If proponents of changing the current Social Security laws are right, there are a lot of employers in Wondemu's shoes. They want to hire older workers and retirees, but they fight against laws penalizing older Americans who want to work.

But that is on the verge of changing. A Congressional subcommittee has overwhelmingly passed a bill that would eliminate the current financial penalties levied against retirees who earn above $17,000 a year. The bill is on the fast-track to passing the House, and President Clinton, who endorsed the effort last week, said he will sign the bipartisan effort into law.

Employers hail the move as a way to grapple with the tightest labor market they have seen in decades. They feel the pinch of too many jobs and too few workers, and many are discovering that Americans over the normal retirement age of 65 have the necessary skills and talents that would benefit their businesses.

For older Americans, being 65 does not mean what it once did. Quite often, they regard the standard retirement age as a relic from the era of the Great Depression, and do not feel the need to plan their life around it. Certainly, they say, the economic picture is different today than it was when the Social Security earnings tests were created in 1935.

As the current law stands, starting at the normal retirement age of 65, a worker must pay back $1 in benefits for every $3 earned above $17,000 a year. That means that if a retiree wants to continue working, or start a different career after retirement, Uncle Sam keeps 33 percent of his or her Social Security benefits.

That money is returned to the employee at age 70, regardless of whether they are still working or how much they are making, so the earnings test has little effect when it comes to government coffers.

But many politicians and business leaders claim the real crime with the current rules is that it hurts an economy desperate for employees.

"The issue isn't so much that this is good Social Security policy," said Joe Theissen, director of Congressional affairs for the U.S. Chamber of Commerce. "The issue is that this is good employment policy."

"Our members are having a hell of a time finding qualified workers," he said. "Many of the people who could be brought back in to the workforce have the kinds of skills that are at a premium. But they won't go back into the workforce at a penalty."

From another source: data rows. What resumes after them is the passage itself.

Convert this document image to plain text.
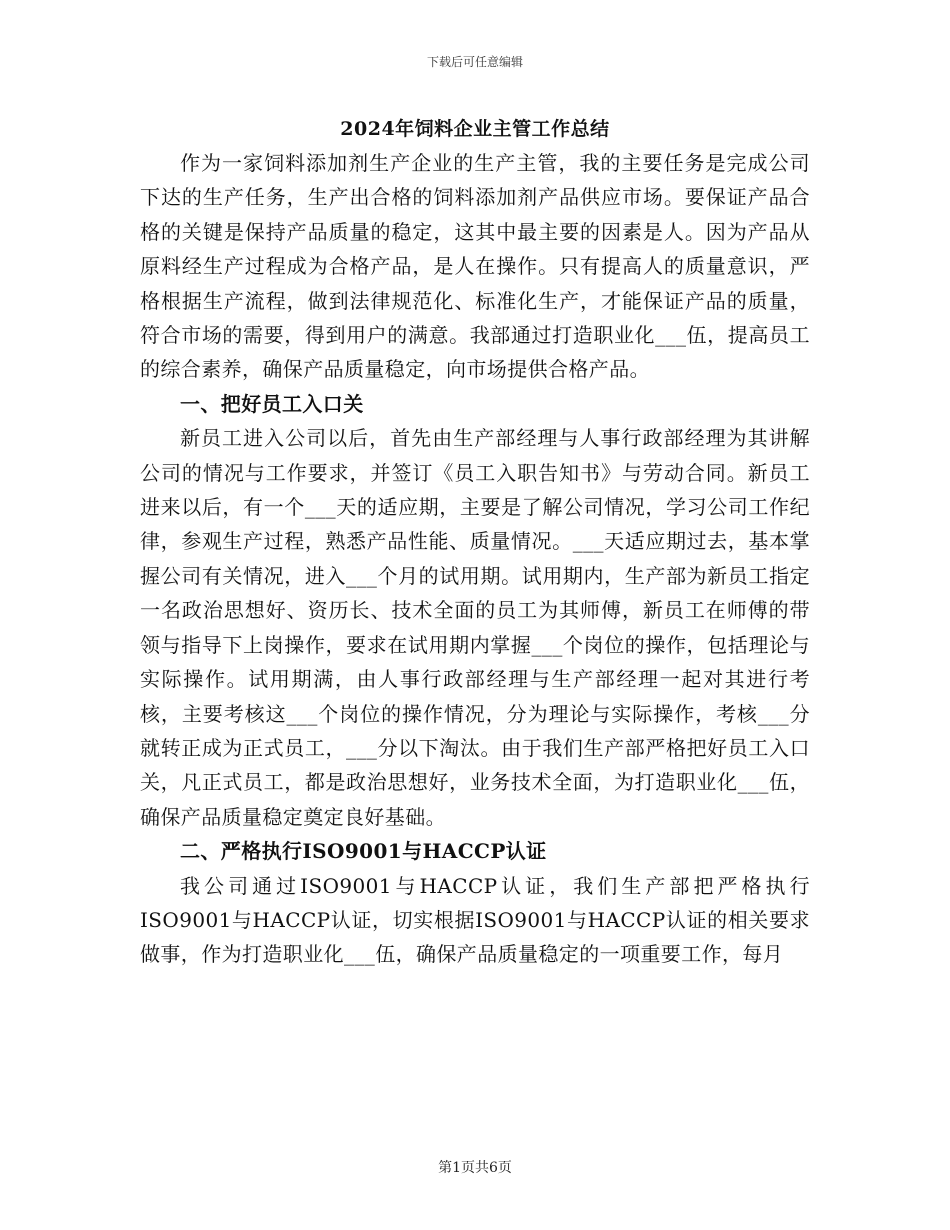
下载后可任意编辑
2024年饲料企业主管工作总结

作为一家饲料添加剂生产企业的生产主管，我的主要任务是完成公司下达的生产任务，生产出合格的饲料添加剂产品供应市场。要保证产品合格的关键是保持产品质量的稳定，这其中最主要的因素是人。因为产品从原料经生产过程成为合格产品，是人在操作。只有提高人的质量意识，严格根据生产流程，做到法律规范化、标准化生产，才能保证产品的质量，符合市场的需要，得到用户的满意。我部通过打造职业化___伍，提高员工的综合素养，确保产品质量稳定，向市场提供合格产品。

一、把好员工入口关

新员工进入公司以后，首先由生产部经理与人事行政部经理为其讲解公司的情况与工作要求，并签订《员工入职告知书》与劳动合同。新员工进来以后，有一个___天的适应期，主要是了解公司情况，学习公司工作纪律，参观生产过程，熟悉产品性能、质量情况。___天适应期过去，基本掌握公司有关情况，进入___个月的试用期。试用期内，生产部为新员工指定一名政治思想好、资历长、技术全面的员工为其师傅，新员工在师傅的带领与指导下上岗操作，要求在试用期内掌握___个岗位的操作，包括理论与实际操作。试用期满，由人事行政部经理与生产部经理一起对其进行考核，主要考核这___个岗位的操作情况，分为理论与实际操作，考核___分就转正成为正式员工，___分以下淘汰。由于我们生产部严格把好员工入口关，凡正式员工，都是政治思想好，业务技术全面，为打造职业化___伍，确保产品质量稳定奠定良好基础。

二、严格执行ISO9001与HACCP认证

我公司通过ISO9001与HACCP认证，我们生产部把严格执行ISO9001与HACCP认证，切实根据ISO9001与HACCP认证的相关要求做事，作为打造职业化___伍，确保产品质量稳定的一项重要工作，每月

第1页共6页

Take Henry A. Hough, a retired military veteran who went to work at age 67 for The 60 Plus Association, a Virginia senior citizen's advocacy group.

 
'Employers hail the move as a way to grapple with the tightest labor market they have seen in decades'
 

Hough told the subcommittee last week he lost an estimated $11,452 in benefits during the three years he worked for the group before the age of 70, when all earnings tests cease and retirees are eligible for full benefits, regardless of income.

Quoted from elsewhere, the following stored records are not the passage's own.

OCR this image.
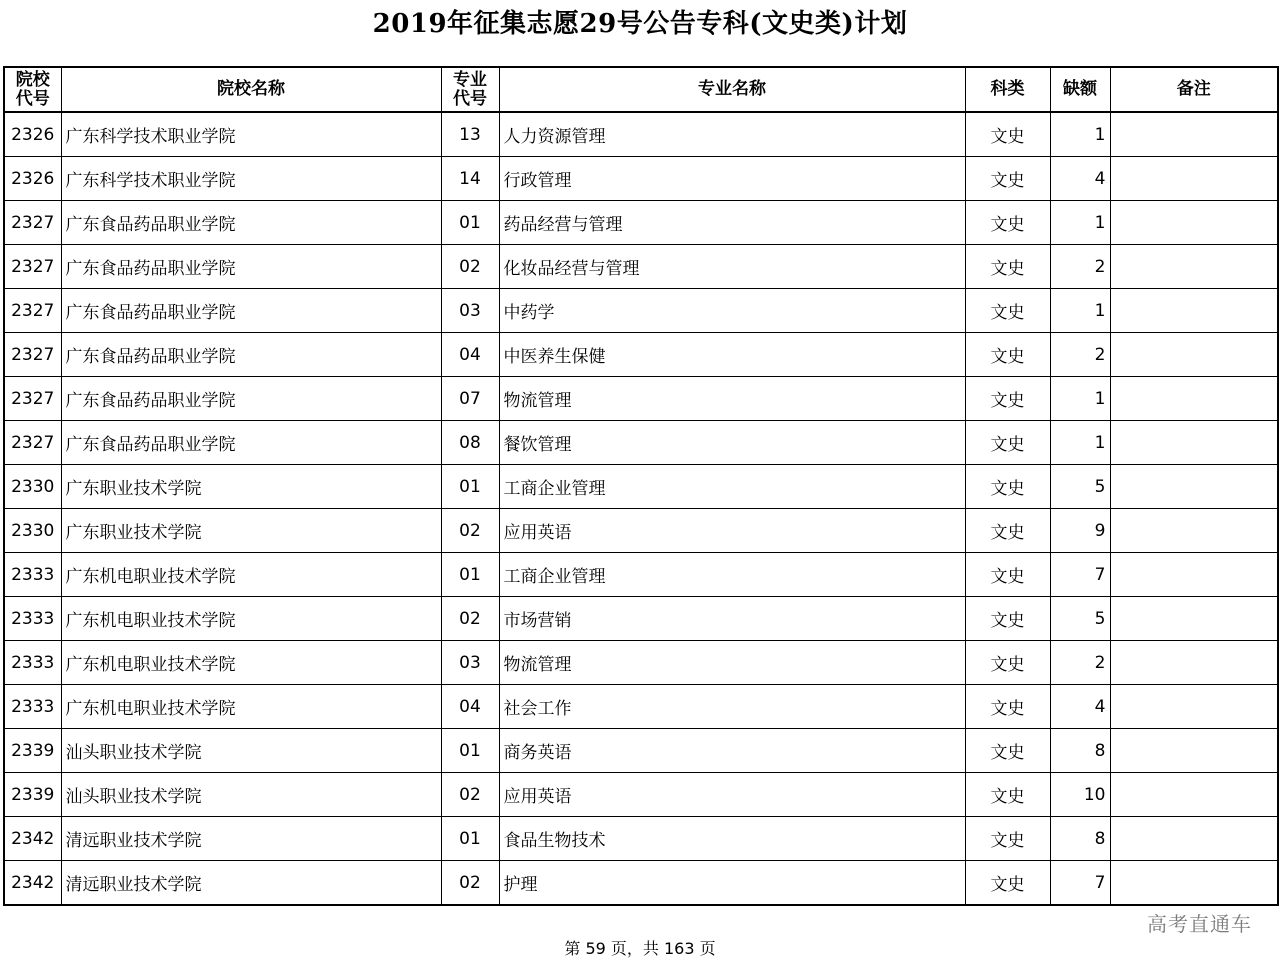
2019年征集志愿29号公告专科(文史类)计划
院校代号	院校名称	专业代号	专业名称	科类	缺额	备注
2326	广东科学技术职业学院	13	人力资源管理	文史	1	
2326	广东科学技术职业学院	14	行政管理	文史	4	
2327	广东食品药品职业学院	01	药品经营与管理	文史	1	
2327	广东食品药品职业学院	02	化妆品经营与管理	文史	2	
2327	广东食品药品职业学院	03	中药学	文史	1	
2327	广东食品药品职业学院	04	中医养生保健	文史	2	
2327	广东食品药品职业学院	07	物流管理	文史	1	
2327	广东食品药品职业学院	08	餐饮管理	文史	1	
2330	广东职业技术学院	01	工商企业管理	文史	5	
2330	广东职业技术学院	02	应用英语	文史	9	
2333	广东机电职业技术学院	01	工商企业管理	文史	7	
2333	广东机电职业技术学院	02	市场营销	文史	5	
2333	广东机电职业技术学院	03	物流管理	文史	2	
2333	广东机电职业技术学院	04	社会工作	文史	4	
2339	汕头职业技术学院	01	商务英语	文史	8	
2339	汕头职业技术学院	02	应用英语	文史	10	
2342	清远职业技术学院	01	食品生物技术	文史	8	
2342	清远职业技术学院	02	护理	文史	7	
高考直通车
第 59 页，共 163 页
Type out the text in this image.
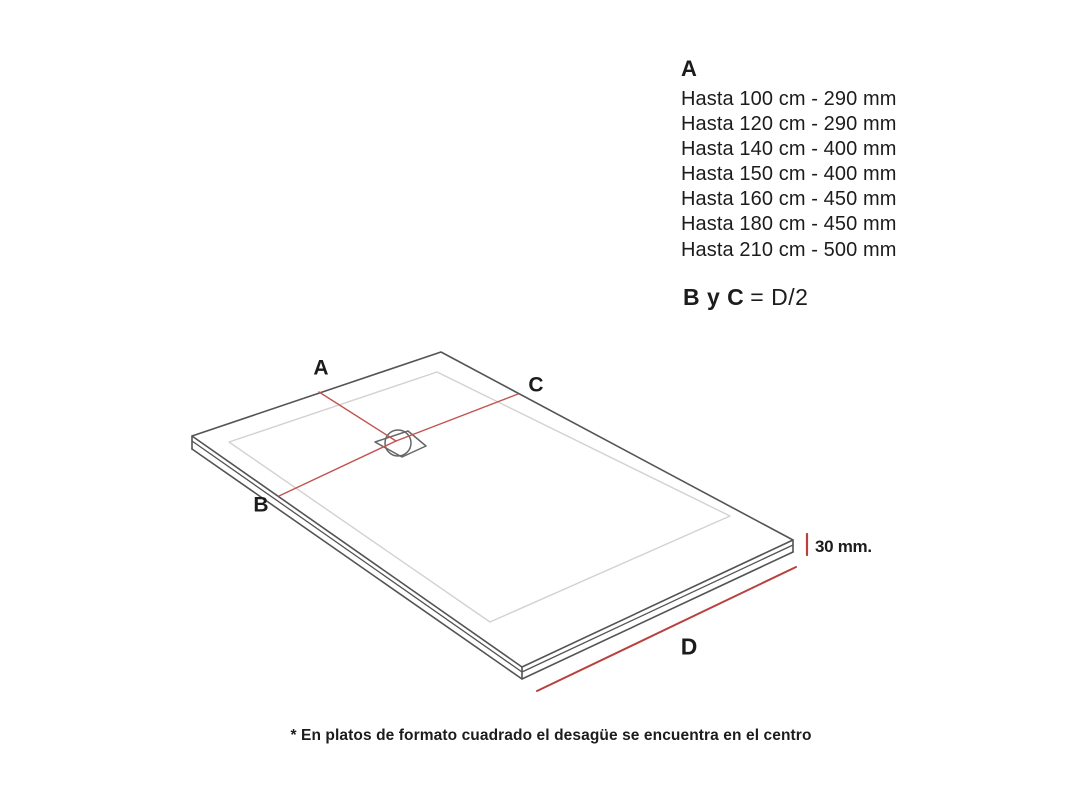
A
B
C
D
30 mm.
A
Hasta 100 cm - 290 mm
Hasta 120 cm - 290 mm
Hasta 140 cm - 400 mm
Hasta 150 cm - 400 mm
Hasta 160 cm - 450 mm
Hasta 180 cm - 450 mm
Hasta 210 cm - 500 mm
B y C = D/2
* En platos de formato cuadrado el desagüe se encuentra en el centro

"As my experience indicates, it certainly is a disincentive" to continue working, Hough told the subcommittee, although, in his case, it obviously was not disincentive enough.

Almost everyone agrees that the country can do away with the Social Security earnings tax. But there is disagreement on whether it will take the sting out of the tight labor pinch in any significant way.

A study done by the Center for Retirement Research at Boston College shows that eliminating the earnings test would not lead to an increased number of older Americans going back to work or remaining in the workforce.

Still other studies show that older workers' earnings tend to cluster just below the $17,000 earnings limit, meaning that there are significant numbers of older Americans who are deliberately working only up to the point where their Social Security benefits would be affected.

For some retirees, razing any barrier to employment is justification enough.

"Look at (Federal Bank) Chairman Greenspan and, I might add, certain members of Congress who pursue active careers as bonafide seniors," Hough said at the hearing. "There are favorable psychological factors to having an opportunity to work. For one thing, work contributes to seniors' self esteem. Instead of older people being regarded as a burden on society, they can make a positive contribution to the economy and society and feel good about themselves."